NOT (QUITE) MY FIRST RODEO
By MICHAEL PERKINS
YOU SEE HERE THE ONE CAMERA I OWN THAT IS BOTH the primary cause my lifelong love of making pictures, and the only camera I have that I have never taken a single image with. It seems absurd, but upon examination, it makes perfect sense.
I was a small child when my parents bought this Kodak. I never touched a dial or button on it, but it nonetheless shaped my earliest awareness of what happens when you perform the magic of freezing time in a box. It preserved family gatherings, first steps, birthdays, vacays, and the everyday rhythms in the suburban midwest life of the 1950’s and ’60’s. The images that it produced, 35mm Kodachrome slides that took three full days to come back from the processor, splashed big-scale color and delight across our living room wall for over ten years. The arrival at our house of a new yellow and red Kodak box was like getting an extra Christmas.

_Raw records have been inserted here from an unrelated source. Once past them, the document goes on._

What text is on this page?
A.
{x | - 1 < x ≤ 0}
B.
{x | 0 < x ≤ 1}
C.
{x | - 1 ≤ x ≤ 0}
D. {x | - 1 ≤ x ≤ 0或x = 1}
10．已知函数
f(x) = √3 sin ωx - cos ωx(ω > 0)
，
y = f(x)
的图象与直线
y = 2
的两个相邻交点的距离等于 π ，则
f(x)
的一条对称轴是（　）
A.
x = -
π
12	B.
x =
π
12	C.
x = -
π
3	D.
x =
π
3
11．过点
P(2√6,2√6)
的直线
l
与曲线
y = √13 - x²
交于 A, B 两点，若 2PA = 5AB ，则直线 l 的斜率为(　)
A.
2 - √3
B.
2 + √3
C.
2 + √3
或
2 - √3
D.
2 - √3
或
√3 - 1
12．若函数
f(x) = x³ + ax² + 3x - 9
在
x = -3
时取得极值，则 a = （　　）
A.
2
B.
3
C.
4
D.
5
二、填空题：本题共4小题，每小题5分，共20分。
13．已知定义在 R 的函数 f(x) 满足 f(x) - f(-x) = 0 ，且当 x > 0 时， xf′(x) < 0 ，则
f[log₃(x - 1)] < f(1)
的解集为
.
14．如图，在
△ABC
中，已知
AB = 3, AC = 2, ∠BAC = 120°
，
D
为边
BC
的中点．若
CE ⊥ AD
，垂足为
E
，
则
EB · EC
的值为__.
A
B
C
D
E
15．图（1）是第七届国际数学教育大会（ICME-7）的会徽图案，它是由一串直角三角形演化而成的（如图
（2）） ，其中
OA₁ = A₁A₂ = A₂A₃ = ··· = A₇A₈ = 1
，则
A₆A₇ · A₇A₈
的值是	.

The Kodak 828 camera was one of four fairly simple “Pony” models that Kodak cranked out by the millions from 1949-1959, and ours was the only one of the models that used 828 roll film. The format was designed to allow for the manufacture of more compact, entry-level cameras that could use what was essentially 35mm stock and yet produce substantially larger images by eliminating the use of sprocket holes. It had a 51mm fixed lens that could only shoot at one of four shutter speeds, with apertures ranging from f/4.5 to f/22 and a rudimentary distance/focus dial. The use of even amateur cameras of the time required deliberate calculation, planning and not a little luck, and so, as you might imagine, our family’s near misses (and outright fails) with the Pony became the stuff of family legend, every bit as much as our keepers.

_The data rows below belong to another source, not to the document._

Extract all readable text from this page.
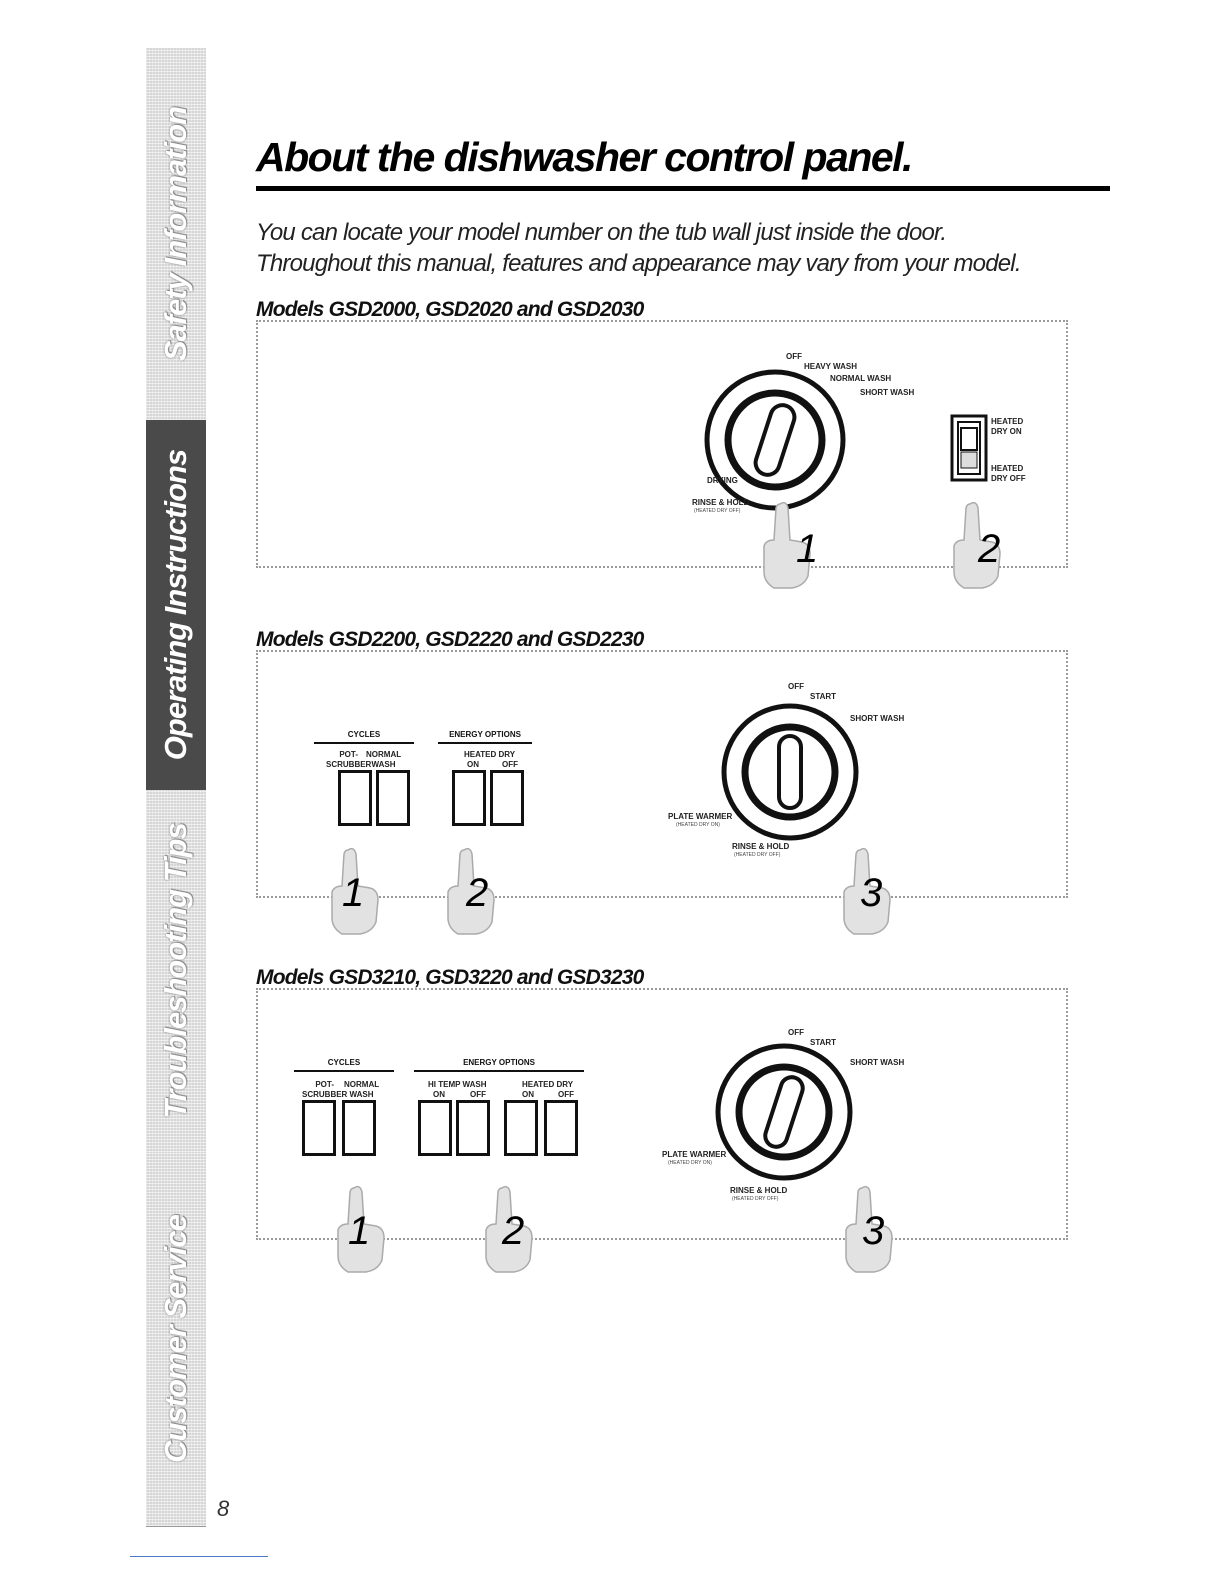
Safety Information
Operating Instructions
Troubleshooting Tips
Customer Service
8
About the dishwasher control panel.
You can locate your model number on the tub wall just inside the door.
Throughout this manual, features and appearance may vary from your model.
Models GSD2000, GSD2020 and GSD2030
OFF
HEAVY WASH
NORMAL WASH
SHORT WASH
DRYING
RINSE & HOLD
(HEATED DRY OFF)
HEATED DRY ON
HEATED DRY OFF
Models GSD2200, GSD2220 and GSD2230
CYCLES
POT-
SCRUBBER
NORMAL
WASH
ENERGY OPTIONS
HEATED DRY
ON	OFF
OFF
START
SHORT WASH
PLATE WARMER
(HEATED DRY ON)
RINSE & HOLD
(HEATED DRY OFF)
Models GSD3210, GSD3220 and GSD3230
CYCLES
POT-
SCRUBBER
NORMAL
WASH
ENERGY OPTIONS
HI TEMP WASH
ON	OFF
HEATED DRY
ON	OFF
OFF
START
SHORT WASH
PLATE WARMER
(HEATED DRY ON)
RINSE & HOLD
(HEATED DRY OFF)
1	2
1	2	3
1	2	3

More importantly for me, the camera taught me, as its admiring non-user, to dream beyond my own limits. Once I got my own no-controls box camera at the age of thirteen, I went through a period of horrible discouragement, realizing that my piece of plastic junk wouldn’t automatically deliver the kind of pictures Mother and Dad made, even if I wished real hard (and, trust me, I tried). I learned, in short, just how much I had to learn, that good images had to be, in a very real way, earned. After the disappointing revelation that I couldn’t easily make what I saw in my mind come real through the work of my hands, my mistakes gradually became my teachers instead of my torturers. The Pony gave me the hunger to make that happen. And, in time, the pictures came.

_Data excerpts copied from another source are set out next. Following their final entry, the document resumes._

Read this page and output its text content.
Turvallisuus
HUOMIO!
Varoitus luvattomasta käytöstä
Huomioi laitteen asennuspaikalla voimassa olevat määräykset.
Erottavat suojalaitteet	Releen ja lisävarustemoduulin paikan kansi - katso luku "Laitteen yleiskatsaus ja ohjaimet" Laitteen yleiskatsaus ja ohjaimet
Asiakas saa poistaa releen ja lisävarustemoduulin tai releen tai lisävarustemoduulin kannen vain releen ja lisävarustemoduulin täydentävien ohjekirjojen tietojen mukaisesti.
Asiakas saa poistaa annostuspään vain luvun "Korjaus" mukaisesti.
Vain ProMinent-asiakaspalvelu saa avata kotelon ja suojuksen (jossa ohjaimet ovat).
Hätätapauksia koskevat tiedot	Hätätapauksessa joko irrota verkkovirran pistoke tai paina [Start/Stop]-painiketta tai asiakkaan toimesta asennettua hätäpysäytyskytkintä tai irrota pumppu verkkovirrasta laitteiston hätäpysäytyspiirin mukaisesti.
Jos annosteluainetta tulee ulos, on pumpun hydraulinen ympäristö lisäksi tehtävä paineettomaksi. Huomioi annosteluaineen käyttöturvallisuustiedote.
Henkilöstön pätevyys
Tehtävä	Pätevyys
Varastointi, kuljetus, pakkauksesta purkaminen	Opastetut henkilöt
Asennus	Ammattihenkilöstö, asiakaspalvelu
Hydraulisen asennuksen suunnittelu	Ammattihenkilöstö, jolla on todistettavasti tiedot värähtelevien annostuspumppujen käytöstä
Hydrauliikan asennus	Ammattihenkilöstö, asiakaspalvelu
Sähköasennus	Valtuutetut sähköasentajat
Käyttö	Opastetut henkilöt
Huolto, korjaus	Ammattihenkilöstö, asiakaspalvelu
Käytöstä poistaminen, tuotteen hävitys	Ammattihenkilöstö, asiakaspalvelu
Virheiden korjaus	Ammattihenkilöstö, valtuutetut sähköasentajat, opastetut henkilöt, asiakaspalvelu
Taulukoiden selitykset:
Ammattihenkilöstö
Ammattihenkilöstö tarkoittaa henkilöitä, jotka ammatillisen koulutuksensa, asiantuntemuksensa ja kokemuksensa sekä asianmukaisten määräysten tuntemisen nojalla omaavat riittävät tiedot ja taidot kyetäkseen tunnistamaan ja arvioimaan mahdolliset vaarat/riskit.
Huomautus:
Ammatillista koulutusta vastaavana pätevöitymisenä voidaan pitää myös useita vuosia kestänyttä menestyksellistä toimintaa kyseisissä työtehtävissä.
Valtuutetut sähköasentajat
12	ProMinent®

I’ve purchased a lot of old cameras just to run a roll of film through them to see what happens, but the near total disappearance of even expired 828 stock has kept me from shooting with my own parents’ chosen kit. But maybe I don’t have to: maybe I have already pulled as much delight out of it as I ever can. I see them, young and smiling, filled with dreams and desires, every time I pass the camera on my den shelves. That’s a pretty premium image all by itself. Don’t know if I can ever top it.